The industrial revolution and consequential city development focused on building things really quick but longevity or sustainability was not much of a consideration. It suited the time of global poverty and wars and post-war development.


Machines suddenly became the baseline for human productivity. Speed and hours of working became really important. If human beings cannot be fast and efficient, then their job gets automated. In a way, humans have been competing with machines for survival in the workplace, for a century now!


Coming to the age of AI, as long as the machine is slightly better or almost as productive as human beings, your work will be automated.

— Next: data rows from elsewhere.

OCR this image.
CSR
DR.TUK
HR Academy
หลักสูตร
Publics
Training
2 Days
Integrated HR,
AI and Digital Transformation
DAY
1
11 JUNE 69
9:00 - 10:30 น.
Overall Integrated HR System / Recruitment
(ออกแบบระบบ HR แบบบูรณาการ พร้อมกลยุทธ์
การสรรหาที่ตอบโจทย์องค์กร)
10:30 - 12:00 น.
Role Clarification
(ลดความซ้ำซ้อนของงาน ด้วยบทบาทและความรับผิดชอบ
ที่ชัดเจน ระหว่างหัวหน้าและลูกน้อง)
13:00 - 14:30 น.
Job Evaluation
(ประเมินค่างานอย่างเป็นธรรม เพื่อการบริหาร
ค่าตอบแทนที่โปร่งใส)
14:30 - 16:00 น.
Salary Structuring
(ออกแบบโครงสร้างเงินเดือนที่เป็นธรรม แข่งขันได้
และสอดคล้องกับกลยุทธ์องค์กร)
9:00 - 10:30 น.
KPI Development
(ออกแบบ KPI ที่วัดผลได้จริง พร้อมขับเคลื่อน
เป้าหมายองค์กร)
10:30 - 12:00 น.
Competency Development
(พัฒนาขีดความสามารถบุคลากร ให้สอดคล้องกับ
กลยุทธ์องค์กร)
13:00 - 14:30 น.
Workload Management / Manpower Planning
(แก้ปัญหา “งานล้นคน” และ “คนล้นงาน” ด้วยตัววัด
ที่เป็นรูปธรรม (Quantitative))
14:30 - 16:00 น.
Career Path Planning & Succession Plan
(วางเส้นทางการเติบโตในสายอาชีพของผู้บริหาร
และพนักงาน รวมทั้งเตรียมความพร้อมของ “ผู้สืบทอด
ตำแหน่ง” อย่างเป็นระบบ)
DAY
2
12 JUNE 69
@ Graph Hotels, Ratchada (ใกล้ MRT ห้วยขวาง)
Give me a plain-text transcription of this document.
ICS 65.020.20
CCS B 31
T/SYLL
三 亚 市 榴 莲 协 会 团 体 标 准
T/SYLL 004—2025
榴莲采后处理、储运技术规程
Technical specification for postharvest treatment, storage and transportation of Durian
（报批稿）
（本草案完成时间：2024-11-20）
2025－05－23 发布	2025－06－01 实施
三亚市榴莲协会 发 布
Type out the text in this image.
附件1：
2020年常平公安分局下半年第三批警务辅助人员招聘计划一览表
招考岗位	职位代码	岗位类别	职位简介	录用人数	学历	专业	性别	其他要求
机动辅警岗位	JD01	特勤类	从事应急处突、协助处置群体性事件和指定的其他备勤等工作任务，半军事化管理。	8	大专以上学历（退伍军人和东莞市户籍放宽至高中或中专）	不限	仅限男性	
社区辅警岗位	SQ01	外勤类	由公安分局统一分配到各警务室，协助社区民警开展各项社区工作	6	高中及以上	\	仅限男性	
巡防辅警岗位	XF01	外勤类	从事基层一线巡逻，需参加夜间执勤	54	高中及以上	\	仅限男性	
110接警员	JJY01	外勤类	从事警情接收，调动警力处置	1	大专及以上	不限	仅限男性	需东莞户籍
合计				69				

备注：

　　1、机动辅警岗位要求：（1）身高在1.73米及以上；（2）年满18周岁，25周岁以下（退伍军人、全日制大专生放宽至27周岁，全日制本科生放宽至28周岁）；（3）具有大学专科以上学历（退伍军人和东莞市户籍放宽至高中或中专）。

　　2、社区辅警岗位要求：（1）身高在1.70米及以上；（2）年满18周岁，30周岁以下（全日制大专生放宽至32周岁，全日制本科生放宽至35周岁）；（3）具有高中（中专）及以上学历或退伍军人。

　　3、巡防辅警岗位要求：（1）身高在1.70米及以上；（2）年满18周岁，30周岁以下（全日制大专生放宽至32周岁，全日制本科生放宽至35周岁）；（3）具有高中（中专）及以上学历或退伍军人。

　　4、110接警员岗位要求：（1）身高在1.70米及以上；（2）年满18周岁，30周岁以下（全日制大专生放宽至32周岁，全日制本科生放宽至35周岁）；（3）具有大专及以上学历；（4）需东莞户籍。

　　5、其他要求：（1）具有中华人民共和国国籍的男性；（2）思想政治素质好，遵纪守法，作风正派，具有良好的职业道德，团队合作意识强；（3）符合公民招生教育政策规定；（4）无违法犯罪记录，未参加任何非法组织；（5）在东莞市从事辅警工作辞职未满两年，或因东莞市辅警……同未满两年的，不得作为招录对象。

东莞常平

And the speed at which these virtual machines will be built and used will be far greater than how it happened with physical machines. There’s no point in competing in terms of industry standards of productivity anymore.


Our focus should be on intelligence that’s truly unique to us, that cannot be machine produced. Finding big patterns with very little data, connecting dots across domains, understanding what other humans want and need, effective communication, building close-knit communities — these are the ones that cannot be taken away from us. And to perform any of these, the focus cannot be speed. The focus needs to be learning, emotional exploration, deep-diving into self and intuition.


In the future, we will spend a lot of time absorbing data and processing it and very little time to deliver outcomes. We will be the thinking partners for machines to execute.


If you are focusing a lot on the speed of execution or on long working hours, you’ll automatically prioritize less deep things because they can exhaust you sooner. Neither of these will help you in the future when what’s productivity for human beings will not be based on machines. It’ll be based on what humans are truly capable of and extracting that potential.